Theros

«En aquel Macondo olvidado hasta por los pájaros, donde el polvo y el calor se habían hecho tan tenaces que costaba trabajo respirar, recluidos por la soledad y el amor y por la soledad del amor en una casa donde era casi imposible dormir por el estruendo de las hormigas coloradas, Aureliano y Amaranta Úrsula eran los únicos seres felices, y los más felices sobre la tierra.»

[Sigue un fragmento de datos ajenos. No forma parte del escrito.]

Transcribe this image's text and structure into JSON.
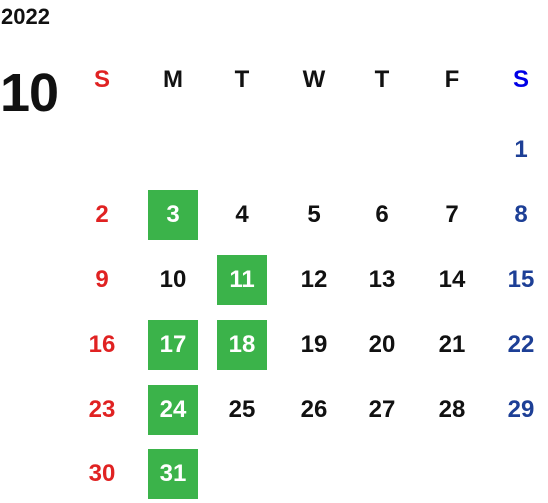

Cien Años de Soledad, Gabriel García Márquez

En los meses de verano, mi casa aparenta no poder respirar. Las corrientes de aire caliente pasman el tiritar de las cortinas y mis plantas, presas en sus tiestos, agonizan sin ánimo por el sopor de la tarde. Muy poco apetece en este averno solitario, e incluso pensar causa desánimo cuando lo único deseable es una bocanada de aire fresco. No se requiere mucha imaginación para atar cabos por aburrimiento y acabar ahorcándome en los pronombres singulares de esa, mi primera persona favorita. Todo un manjar literario que me remonta a la maravilla de Aureliano recordando la tarde remota en que su padre lo llevó a conocer el hielo.

¿Sabían que ocurren más crímenes – y romances – en los meses infernales? Los científicos asocian el aumento a conductas impulsivas por desniveles de serotonina y dopamina. O sea, que estás amargado, no puedes dormir y todo cuanto respira, molesta, pero molesta a tal punto que quien no estorba, te enamora. Son noches de hastío y mal sueño. Días plagados de morbo, en que acudimos felices a ese lugar en la ciudad sin sombra ni agua potable al que llaman playa. No me malinterpreten. El verano también tiene su encanto: pocos placeres coexisten con la delicadeza de pasear por un parque, entre fuentes de agua encendidas y frondosas copas de árboles ancestrales.

Pero mucho he escrito ya sobre la dictadura del Tiempo, y muy poco sobre la del Clima, que por tener de aliadas más ciencias nos parece a primera vista inofensiva. Nada más lejos de la verdad. Qué ganas de ser Mister Brown y desatar sobre la tierra una lluvia torrencial que dure cuatro años, once meses y dos días. Ordenar desde mi trono en la compañía bananera el arroje al mar del banano de rechazo: de los cuerpos dormidos en trenes, sobrevivientes de la peste del insomnio, del olvido, de la muerte de los primogénitos, de la plaga de guerras civiles y pescaditos de oro refabricados sin cesar por las tristes manos de Aureliano.

Amarillo es el color del verano. El color de las flores cayendo del cielo, como una tormenta silenciosa, sobre los tejados del pueblo donde murió José Arcadio. El color del enjambre de mariposas que persiguió sin cesar a Mauricio Babilonia. Amarillo es el color de este mi Macondo: el de las trinitarias de los vecinos escalando verjas y techos, el de los muros externos de mi casa, el de los cojines en el balcón, y el juguete preferido de mi gata. Pero, rojo… Rojo es el color de las hormigas devorando al niño con cola de cerdo, consumiendo por siglos los cimientos malditos de la casa Buendía, y el color de la mancha en el termómetro anunciándome, sin piedad, un grado más de delirio en sintonía Fahrenheit.